Better entrance theme? Check for me
Better beard? Check
Better Hair? Check
Better at speaking without a lisp? Check
Better in ring skills? Contrary to what Douchey McBaggerton said… CHECK!

It is hilarious to me that someone with a speech impediment would talk so much shit. I mean, even if you do have a good point, not a single person in the world has any idea what you said. You could have delivered the burn of a century to a sold out EBWF crowd… may as well be talking to Stevie Wonder because NO ONE understands what you are saying.


.:: Roode took another drink as condensation ran down the outside of the glass. He slammed the glass down on the table ::.

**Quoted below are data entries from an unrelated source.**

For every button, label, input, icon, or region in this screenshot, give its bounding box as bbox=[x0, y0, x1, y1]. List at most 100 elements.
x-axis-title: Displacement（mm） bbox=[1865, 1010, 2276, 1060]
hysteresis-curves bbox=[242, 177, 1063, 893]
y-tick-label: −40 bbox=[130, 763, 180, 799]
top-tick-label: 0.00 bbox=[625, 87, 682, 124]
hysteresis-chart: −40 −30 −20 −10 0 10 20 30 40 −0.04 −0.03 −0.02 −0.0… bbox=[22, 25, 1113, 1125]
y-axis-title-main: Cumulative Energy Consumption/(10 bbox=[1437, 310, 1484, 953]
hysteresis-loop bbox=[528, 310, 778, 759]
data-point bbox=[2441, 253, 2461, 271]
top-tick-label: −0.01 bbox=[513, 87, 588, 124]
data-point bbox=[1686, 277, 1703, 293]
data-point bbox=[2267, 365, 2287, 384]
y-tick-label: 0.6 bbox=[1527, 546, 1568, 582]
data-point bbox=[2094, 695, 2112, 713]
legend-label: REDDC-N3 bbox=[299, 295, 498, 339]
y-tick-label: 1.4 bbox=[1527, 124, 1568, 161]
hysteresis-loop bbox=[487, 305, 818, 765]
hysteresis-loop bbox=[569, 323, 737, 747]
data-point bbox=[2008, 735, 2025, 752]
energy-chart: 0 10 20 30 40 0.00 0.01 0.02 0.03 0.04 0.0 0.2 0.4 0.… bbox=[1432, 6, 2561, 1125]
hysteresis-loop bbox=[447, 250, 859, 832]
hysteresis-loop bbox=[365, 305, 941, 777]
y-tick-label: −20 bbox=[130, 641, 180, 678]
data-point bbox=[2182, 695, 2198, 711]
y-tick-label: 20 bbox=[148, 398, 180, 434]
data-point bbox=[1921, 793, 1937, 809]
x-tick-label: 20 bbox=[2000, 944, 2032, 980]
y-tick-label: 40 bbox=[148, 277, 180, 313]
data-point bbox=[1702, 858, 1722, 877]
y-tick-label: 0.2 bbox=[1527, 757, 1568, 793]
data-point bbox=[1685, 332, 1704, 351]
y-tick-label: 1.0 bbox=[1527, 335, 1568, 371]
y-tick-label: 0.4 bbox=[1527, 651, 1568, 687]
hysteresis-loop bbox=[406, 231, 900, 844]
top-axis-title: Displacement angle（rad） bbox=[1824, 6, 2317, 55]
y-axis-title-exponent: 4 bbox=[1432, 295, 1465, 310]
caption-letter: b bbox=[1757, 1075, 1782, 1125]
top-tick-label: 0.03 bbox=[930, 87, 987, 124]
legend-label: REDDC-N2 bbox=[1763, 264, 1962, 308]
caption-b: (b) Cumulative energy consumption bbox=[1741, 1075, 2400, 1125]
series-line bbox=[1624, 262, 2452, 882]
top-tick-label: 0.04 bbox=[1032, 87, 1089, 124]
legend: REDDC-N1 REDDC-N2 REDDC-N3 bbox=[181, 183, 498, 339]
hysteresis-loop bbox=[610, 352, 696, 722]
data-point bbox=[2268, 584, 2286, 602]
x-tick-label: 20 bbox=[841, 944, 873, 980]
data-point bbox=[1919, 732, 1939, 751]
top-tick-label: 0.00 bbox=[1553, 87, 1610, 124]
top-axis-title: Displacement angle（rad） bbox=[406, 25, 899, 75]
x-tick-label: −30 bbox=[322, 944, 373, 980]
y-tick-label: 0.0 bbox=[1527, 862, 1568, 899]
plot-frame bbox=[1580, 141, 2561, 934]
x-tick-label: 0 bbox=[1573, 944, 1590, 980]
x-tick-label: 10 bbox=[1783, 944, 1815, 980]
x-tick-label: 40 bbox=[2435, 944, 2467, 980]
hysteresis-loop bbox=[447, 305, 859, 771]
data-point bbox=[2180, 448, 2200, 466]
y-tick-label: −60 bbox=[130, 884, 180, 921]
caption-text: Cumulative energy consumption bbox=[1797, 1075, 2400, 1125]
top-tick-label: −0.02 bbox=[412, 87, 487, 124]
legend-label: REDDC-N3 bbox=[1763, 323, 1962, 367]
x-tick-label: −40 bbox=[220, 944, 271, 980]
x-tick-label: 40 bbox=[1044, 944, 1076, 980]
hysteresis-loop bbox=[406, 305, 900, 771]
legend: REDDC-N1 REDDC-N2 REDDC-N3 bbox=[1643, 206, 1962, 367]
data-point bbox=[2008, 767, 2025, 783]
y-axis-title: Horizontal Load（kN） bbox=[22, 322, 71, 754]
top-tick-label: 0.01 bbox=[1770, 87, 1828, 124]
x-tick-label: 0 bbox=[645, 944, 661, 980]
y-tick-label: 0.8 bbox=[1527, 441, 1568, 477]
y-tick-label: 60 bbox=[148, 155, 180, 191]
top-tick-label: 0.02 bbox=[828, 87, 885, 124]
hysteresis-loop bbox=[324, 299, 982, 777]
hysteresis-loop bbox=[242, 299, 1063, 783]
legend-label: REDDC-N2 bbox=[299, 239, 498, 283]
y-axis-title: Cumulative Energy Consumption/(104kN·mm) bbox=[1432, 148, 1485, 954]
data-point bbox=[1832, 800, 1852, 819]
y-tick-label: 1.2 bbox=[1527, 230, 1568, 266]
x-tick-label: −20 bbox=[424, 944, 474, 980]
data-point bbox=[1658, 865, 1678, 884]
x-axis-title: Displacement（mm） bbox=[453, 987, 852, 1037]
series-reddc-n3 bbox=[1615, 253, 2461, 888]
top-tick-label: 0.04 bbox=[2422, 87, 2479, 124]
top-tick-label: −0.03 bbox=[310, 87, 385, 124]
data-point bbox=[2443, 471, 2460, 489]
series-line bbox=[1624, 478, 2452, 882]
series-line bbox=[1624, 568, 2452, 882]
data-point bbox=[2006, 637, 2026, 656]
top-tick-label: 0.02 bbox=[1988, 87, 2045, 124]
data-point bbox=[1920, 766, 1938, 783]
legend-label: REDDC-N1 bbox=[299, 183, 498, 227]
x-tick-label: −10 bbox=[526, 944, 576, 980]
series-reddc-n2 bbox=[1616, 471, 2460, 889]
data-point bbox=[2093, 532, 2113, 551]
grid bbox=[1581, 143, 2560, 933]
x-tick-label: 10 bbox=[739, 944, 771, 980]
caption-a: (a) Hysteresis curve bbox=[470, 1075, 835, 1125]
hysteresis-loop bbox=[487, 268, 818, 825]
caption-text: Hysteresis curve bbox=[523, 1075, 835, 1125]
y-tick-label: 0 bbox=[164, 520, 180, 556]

Bobby Roode: Yeah, yeah, I know what some of you are thinking. You are thinking that when it comes down to stepping in to the ring, it doesn’t matter how someone talks. You could be completely mute and still be a world class wrestler. Actually, now that I think about it… could you be a world class wrestler if you were mute? I’m not totally sure if being completely mute means you are blind as well as deaf. Preeeeety sure someone like Heller Keller couldn’t be a world class wrestler. Honestly, between you and me, no woman could be… but I digress. Monday night, Cody Rhodes makes his in ring EBWF debut. The kid hasn’t even stepped in to the ring and he thinks he can hang with someone as glorious as me, Bobby Roode? Cody, I know you have been wrestling for a long time and all around the world. That’s cute. It really is. Because no matter how many matches you have fought, no matter how many championships you have won, no matter what number of amazing superstars you have faced… the fact remains… you have never faced me one on one in EBWF.

.:: Roode finished off his beer and again slammed the glass down on the table, this time cracking the glass a little on the bottom ::.

Bobby Roode: Damn, I always have loved me some beer!


.:: Roode smiled a big grin ::.

Bobby Roode: Monday night, Cody, your in ring debut here in EBWF won’t be golden. It won’t be silver. Shit, it won’t even be bronze… that is for you anyway. But once I beat you down, stomp you down, and finish you off with the Glorious DDT, my Monday night will be… GLORIOUS!!!!!

.:: Roode laughed out loud as he leaned his chair on the back two legs and waved at the waitress to bring him another beer ::.